Wednesday, March 10, 2010

Making Soap The Easy Way



There are many ways of making soap, but two of the most popular methods are the cold process and the melt and pour method. The cold process involves mixing fats with a solution of water and lye and takes anywhere from half an hour to over two hours depending on the level of difficulty of your recipe. However, the undisputed easiest method of making soap is the melt and pour method. I suppose it is the easiest because you are not really and truly making the soap. The crafter simply needs to melt the soap and add his or her desired fragrances, colours and botanicals. This is the best method for anyone who has a tight schedule or who is making the soap as a children's craft. However, there are some tricks to using melt and pour soap.

The materials you need to make melt and pour soap are:

- a chunk of good quality melt and pour soap
- soap mold
- fragrance (fragrance oil or essential oil)
- colour (make sure your colour is compatible with soap making and NOT food colouring)
- botanicals or finely ground nuts (optional to make an exfoliating bar)
- rubbing alcohol in a spray bottle

Make sure that you have the correct amount of soap to fit in your mold. For instance, if your mold is a two pound tray mold, use two pounds of melt and pour soap. If you are making a single four ounce bar, than use four ounces of soap. If you use a mold designed for soap, it will usually state the capacity right on the mold. If you are not entirely sure of the capacity of your mold, just estimate the amount. Always estimate more rather than less, because you can always let the leftover harden and remelt it for another use.

Be creative as you wish in terms of mold choice! Use cake pans, bread pans, those little mini silicone cupcake pans you find at the dollar store. You can use anything for melt and pour soap, but if you ever venture into making cold process soap, never use a metal mold as the lye in the soap will eat right through the metal. Trust me, I found this out the hard way...
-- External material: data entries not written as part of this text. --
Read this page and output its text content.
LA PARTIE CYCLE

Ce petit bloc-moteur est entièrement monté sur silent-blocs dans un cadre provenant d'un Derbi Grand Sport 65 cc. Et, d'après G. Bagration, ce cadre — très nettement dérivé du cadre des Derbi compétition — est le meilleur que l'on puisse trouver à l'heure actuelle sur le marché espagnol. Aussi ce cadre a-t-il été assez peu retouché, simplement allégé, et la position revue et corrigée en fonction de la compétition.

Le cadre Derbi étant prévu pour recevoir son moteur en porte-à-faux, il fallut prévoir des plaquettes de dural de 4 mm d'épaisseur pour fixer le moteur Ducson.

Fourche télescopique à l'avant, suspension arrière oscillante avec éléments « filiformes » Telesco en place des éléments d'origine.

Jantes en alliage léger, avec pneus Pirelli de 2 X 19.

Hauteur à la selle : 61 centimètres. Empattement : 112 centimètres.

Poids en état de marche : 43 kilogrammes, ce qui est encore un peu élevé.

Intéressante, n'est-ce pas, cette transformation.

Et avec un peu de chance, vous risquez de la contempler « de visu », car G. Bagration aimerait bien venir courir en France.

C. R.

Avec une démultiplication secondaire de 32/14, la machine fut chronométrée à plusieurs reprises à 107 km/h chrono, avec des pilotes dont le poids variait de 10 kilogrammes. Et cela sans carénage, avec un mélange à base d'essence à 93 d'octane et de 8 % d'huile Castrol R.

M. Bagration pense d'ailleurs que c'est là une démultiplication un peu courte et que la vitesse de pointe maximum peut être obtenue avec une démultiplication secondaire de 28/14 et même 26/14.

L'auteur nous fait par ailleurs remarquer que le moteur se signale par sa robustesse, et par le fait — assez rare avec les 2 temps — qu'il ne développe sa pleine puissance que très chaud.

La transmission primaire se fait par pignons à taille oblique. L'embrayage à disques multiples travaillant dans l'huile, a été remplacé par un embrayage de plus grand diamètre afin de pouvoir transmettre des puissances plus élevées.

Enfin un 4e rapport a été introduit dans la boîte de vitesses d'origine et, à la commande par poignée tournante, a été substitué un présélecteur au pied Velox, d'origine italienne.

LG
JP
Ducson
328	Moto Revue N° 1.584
First, cut up your melt and pour soap into small chunks so that it melts easily. Next, make sure you have all of your ingredients (fragrance, colour, etc.) measured and ready to go. The amount of fragrance, colour and botanicals you use are your choice. I try to stay away from using too much liquid, as it will eventually change the consistency of the soap. Also, I've heard that many soap makers use tea leaves to add as a botanical-type substitute. Please be aware that most brands of tea bleed their colour into the soap after a few days. A fellow soaper told me to try Celestial Seasonings brand because in her experience, the tea did not bleed.


Then, using the double boiler method, melt your soap. Always use a double boiler. While the soap is melting, stir it very very gently or just push the chunks of soap around the pot. Do not stir vigorously, as this creates air bubbles in your final product. After the soap is melted, let it sit and cool until it forms a skin on top. If you ignore this step, your final product may be slightly sticky and not a 'hard bar'. In soap making, the harder the bar is, the better because it lasts longer. After you have let the soap cool, stir the skin back into to soap.

This is the time to add any fragrance, colour or other additives. Stir them in gently. Slowly pour your soap into you molds and spray the back of the soap generously with rubbing alcohol to get rid of air bubbles. Let your soap set and harden undisturbed for about six or seven hours and then unmold. Some crafters report having stubborn soap that refuses to budge from rigid molds. If this happens, place you soap in the fridge (not the freezer) for about thirty minutes and try to unmold it again.  Always wrap your melt and pour soap in air tight packaging, such as plastic wrap.

On Making Layered Melt and Pour Soap:

If you should decide to be adventurous and try making a layered bar of soap (and you should because it's great fun), here are a few tips:

First, make one layer at a time and let the first layer set pretty completely before adding the next layer. If you do not wait, you will end up with a marble looking mix of colour in your final product.

Second, and most importantly, many crafters (including myself) report having difficulty getting the layers of soap to adhere to each other. I had this problem with my first batch of layered melt and pour soap. At first the layers looked like they were going to stick together, but after the soap sat for a few days, they came apart. To avoid this problem, after the first layer is partially set, use a fork to scrape the back of the soap to create ridges for the next layer to seep into. Also, just when you are about to pour the second layer onto the first, spray the back of the first layer with a good amount of rubbing alcohol. I've also heard that if you use a rubbing alcohol that has a higher alcohol content (not as diluted), the layers will stick together much more easily.

Lastly, try to stay away from liquid soap colour. Liquid dyes have a tendency to bleed into each other after the layers of soap are assembled. There are powdered colours and micas you can buy for soap making.

I hope you enjoy my tips for making melt and pour soap. Happy soaping!